Route 136: Scenic road sign seen as more protection for classic bridge in Westport
WESTPORT — In what appears to serve as yet another layer of protection against replacement of the Bridge Street Bridge, a deep blue scenic road sign has been firmly planted at each end of the 1.8-mile stretch of Route 136.
In June the state Department of Transportation released its Rehabilitation Studies Report of the 132-year-old bridge and recommended either “major rehabilitation” or “structure replacement.” The scenic road designation, determined by the state Scenic Roads Advisory Committee, is looked at by many as another way to preserve the historic span. The bridge is listed on the National Register of Historic Places.
Morley Boyd, a member of the Westport Preservation Alliance, who was instrumental in the application process, said although they started the initiative as a way to save the bridge, they soon uncovered how significant the route was.
“Of course the process did start out, in all candor, as a thought argument about how to conserve the bridge, but as we looked into the program, I was thinking, ‘My god, here we have 1.8 miles that not only includes 22 acres of open space, but 48 documented historic resources, including one of the most significant barns in the state of Connecticut, the Gault Barn,’ ” Boyd said.
Starting at the west end of the Bridge Street Bridge, officially known as the William F. Cribari Memorial Bridge, the designation runs until Route 136 intersects with the Post Road and Compo Road South by the Compo Acres Shopping Center. At the intersection of Post Road and Compo Road South is the site where 18 citizen soldiers from Westport took on 1,800 British soldiers in April 1777 and where the first shots were fired in the raid on Danbury, according to Boyd.
“In 1.8 miles we realized that we have not just scenic views, but important connections to historic landmarks from our agricultural, maritime, revolutionary war past,” he said.

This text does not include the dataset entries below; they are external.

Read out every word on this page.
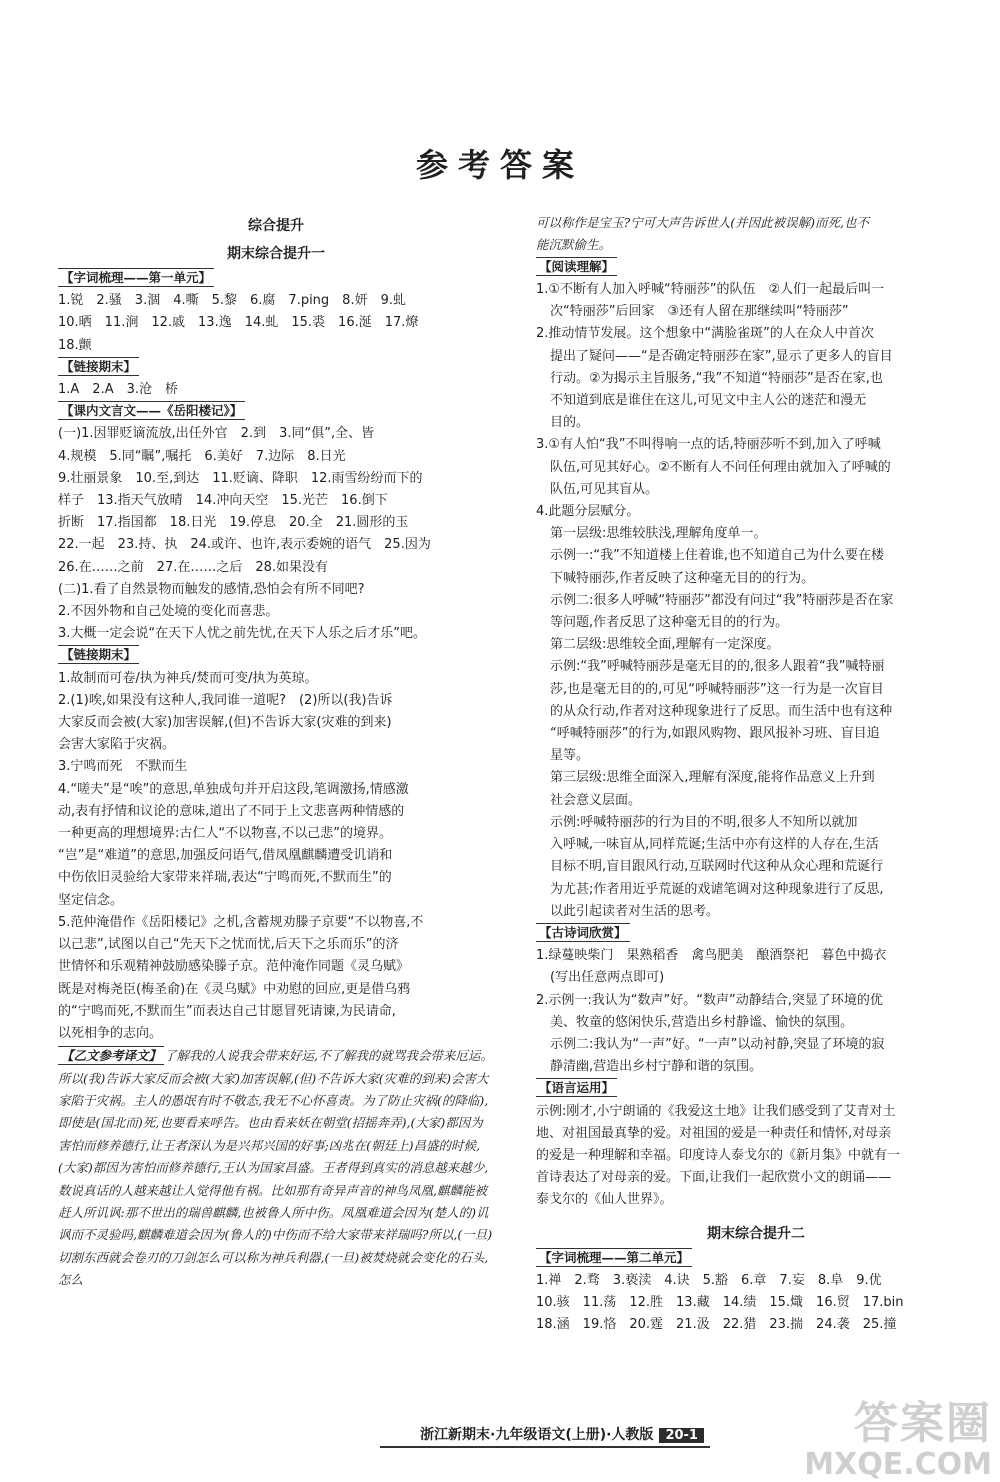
参考答案
综合提升
期末综合提升一
【 字词梳理——第一单元 】
1.锐　2.骚　3.涸　4.嘶　5.黎　6.腐　7.ping　8.妍　9.虬
10.晒　11.涧　12.戚　13.逸　14.虬　15.裘　16.涎　17.燎
18.颤
【 链接期末 】
1.A　2.A　3.沧　桥
【 课内文言文——《岳阳楼记》 】
(一)1.因罪贬谪流放,出任外官　2.到　3.同“俱”,全、皆
4.规模　5.同“瞩”,嘱托　6.美好　7.边际　8.日光
9.壮丽景象　10.至,到达　11.贬谪、降职　12.雨雪纷纷而下的
样子　13.指天气放晴　14.冲向天空　15.光芒　16.倒下
折断　17.指国都　18.日光　19.停息　20.全　21.圆形的玉
22.一起　23.持、执　24.或许、也许,表示委婉的语气　25.因为
26.在……之前　27.在……之后　28.如果没有
(二)1.看了自然景物而触发的感情,恐怕会有所不同吧?
2.不因外物和自己处境的变化而喜悲。
3.大概一定会说“在天下人忧之前先忧,在天下人乐之后才乐”吧。
【 链接期末 】
1.故制而可卷/执为神兵/焚而可变/执为英琼。
2.(1)唉,如果没有这种人,我同谁一道呢?　(2)所以(我)告诉
大家反而会被(大家)加害误解,(但)不告诉大家(灾难的到来)
会害大家陷于灾祸。
3.宁鸣而死　不默而生
4.“嗟夫”是“唉”的意思,单独成句并开启这段,笔调激扬,情感激
动,表有抒情和议论的意味,道出了不同于上文悲喜两种情感的
一种更高的理想境界:古仁人“不以物喜,不以己悲”的境界。
“岂”是“难道”的意思,加强反问语气,借凤凰麒麟遭受讥诮和
中伤依旧灵验给大家带来祥瑞,表达“宁鸣而死,不默而生”的
坚定信念。
5.范仲淹借作《岳阳楼记》之机,含蓄规劝滕子京要“不以物喜,不
以己悲”,试图以自己“先天下之忧而忧,后天下之乐而乐”的济
世情怀和乐观精神鼓励感染滕子京。范仲淹作同题《灵乌赋》
既是对梅尧臣(梅圣俞)在《灵乌赋》中劝慰的回应,更是借乌鸦
的“宁鸣而死,不默而生”而表达自己甘愿冒死请谏,为民请命,
以死相争的志向。
【 乙文参考译文 】 了解我的人说我会带来好运,不了解我的就骂我会带来厄运。所以(我)告诉大家反而会被(大家)加害误解,(但)不告诉大家(灾难的到来)会害大家陷于灾祸。主人的愚氓有时不敬态,我无不心怀喜责。为了防止灾祸(的降临),即使是(国北而)死,也要看来呼告。也由看来妖在朝堂(招摇奔弄),(大家)都因为害怕而修养德行,让王者深认为是兴邦兴国的好事;凶兆在(朝廷上)昌盛的时候,(大家)都因为害怕而修养德行,王认为国家昌盛。王者得到真实的消息越来越少,数说真话的人越来越让人觉得他有祸。比如那有奇异声音的神鸟凤凰,麒麟能被赶人所讥讽:那不世出的瑞兽麒麟,也被鲁人所中伤。凤凰难道会因为(楚人的)讥讽而不灵验吗,麒麟难道会因为(鲁人的)中伤而不给大家带来祥瑞吗?所以,(一旦)切割东西就会卷刃的刀剑怎么可以称为神兵利器,(一旦)被焚烧就会变化的石头,怎么
可以称作是宝玉?宁可大声告诉世人(并因此被误解)而死,也不
能沉默偷生。
【 阅读理解 】
1.①不断有人加入呼喊“特丽莎”的队伍　②人们一起最后叫一
次“特丽莎”后回家　③还有人留在那继续叫“特丽莎”
2.推动情节发展。这个想象中“满脸雀斑”的人在众人中首次
提出了疑问——“是否确定特丽莎在家”,显示了更多人的盲目
行动。②为揭示主旨服务,“我”不知道“特丽莎”是否在家,也
不知道到底是谁住在这儿,可见文中主人公的迷茫和漫无
目的。
3.①有人怕“我”不叫得响一点的话,特丽莎听不到,加入了呼喊
队伍,可见其好心。②不断有人不问任何理由就加入了呼喊的
队伍,可见其盲从。
4.此题分层赋分。
第一层级:思维较肤浅,理解角度单一。
示例一:“我”不知道楼上住着谁,也不知道自己为什么要在楼
下喊特丽莎,作者反映了这种毫无目的的行为。
示例二:很多人呼喊“特丽莎”都没有问过“我”特丽莎是否在家
等问题,作者反思了这种毫无目的的行为。
第二层级:思维较全面,理解有一定深度。
示例:“我”呼喊特丽莎是毫无目的的,很多人跟着“我”喊特丽
莎,也是毫无目的的,可见“呼喊特丽莎”这一行为是一次盲目
的从众行动,作者对这种现象进行了反思。而生活中也有这种
“呼喊特丽莎”的行为,如跟风购物、跟风报补习班、盲目追
星等。
第三层级:思维全面深入,理解有深度,能将作品意义上升到
社会意义层面。
示例:呼喊特丽莎的行为目的不明,很多人不知所以就加
入呼喊,一味盲从,同样荒诞;生活中亦有这样的人存在,生活
目标不明,盲目跟风行动,互联网时代这种从众心理和荒诞行
为尤甚;作者用近乎荒诞的戏谑笔调对这种现象进行了反思,
以此引起读者对生活的思考。
【 古诗词欣赏 】
1.绿蔓映柴门　果熟稻香　禽鸟肥美　酿酒祭祀　暮色中捣衣
(写出任意两点即可)
2.示例一:我认为“数声”好。“数声”动静结合,突显了环境的优
美、牧童的悠闲快乐,营造出乡村静谧、愉快的氛围。
示例二:我认为“一声”好。“一声”以动衬静,突显了环境的寂
静清幽,营造出乡村宁静和谐的氛围。
【 语言运用 】
示例:刚才,小宁朗诵的《我爱这土地》让我们感受到了艾青对土
地、对祖国最真挚的爱。对祖国的爱是一种责任和情怀,对母亲
的爱是一种理解和幸福。印度诗人泰戈尔的《新月集》中就有一
首诗表达了对母亲的爱。下面,让我们一起欣赏小文的朗诵——
泰戈尔的《仙人世界》。
期末综合提升二
【 字词梳理——第二单元 】
1.禅　2.骛　3.亵渎　4.诀　5.豁　6.章　7.妄　8.阜　9.优
10.骇　11.荡　12.胜　13.藏　14.绩　15.熾　16.贸　17.bin
18.涵　19.恪　20.霆　21.汲　22.猎　23.揣　24.袭　25.撞
浙江新期末·九年级语文(上册)·人教版 20-1	答案圈
MXQE.COM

Wendy Crowther, Selectwoman Helen Garten and John Suggs, alliance members, submitted the application. The scenic designation focuses a keener eye to any possible changes to the area.
“If the state wants to make any changes to this piece of the roadway, it has to go through a separate commission, the Scenic Roads Advisory Committee,” Crowther said. “They have to decide whether it’s going to hurt the scenic assets along the route … and it puts some limitations on the state.”
The official who determines the status of scenic roads, Colleen Kissane, chairwoman of the state Scenic Roads Advisory Committee said there are around 300 scenic roads in the state and the state only gives out one or two designations on average.
“More than not, they (applications) are rejected for one reason or another,” Kissane said.
Kissane was swayed by the views and the history tied to the route along with what she described as an unprecedented and overwhelming amount of community pride for the road’s designation.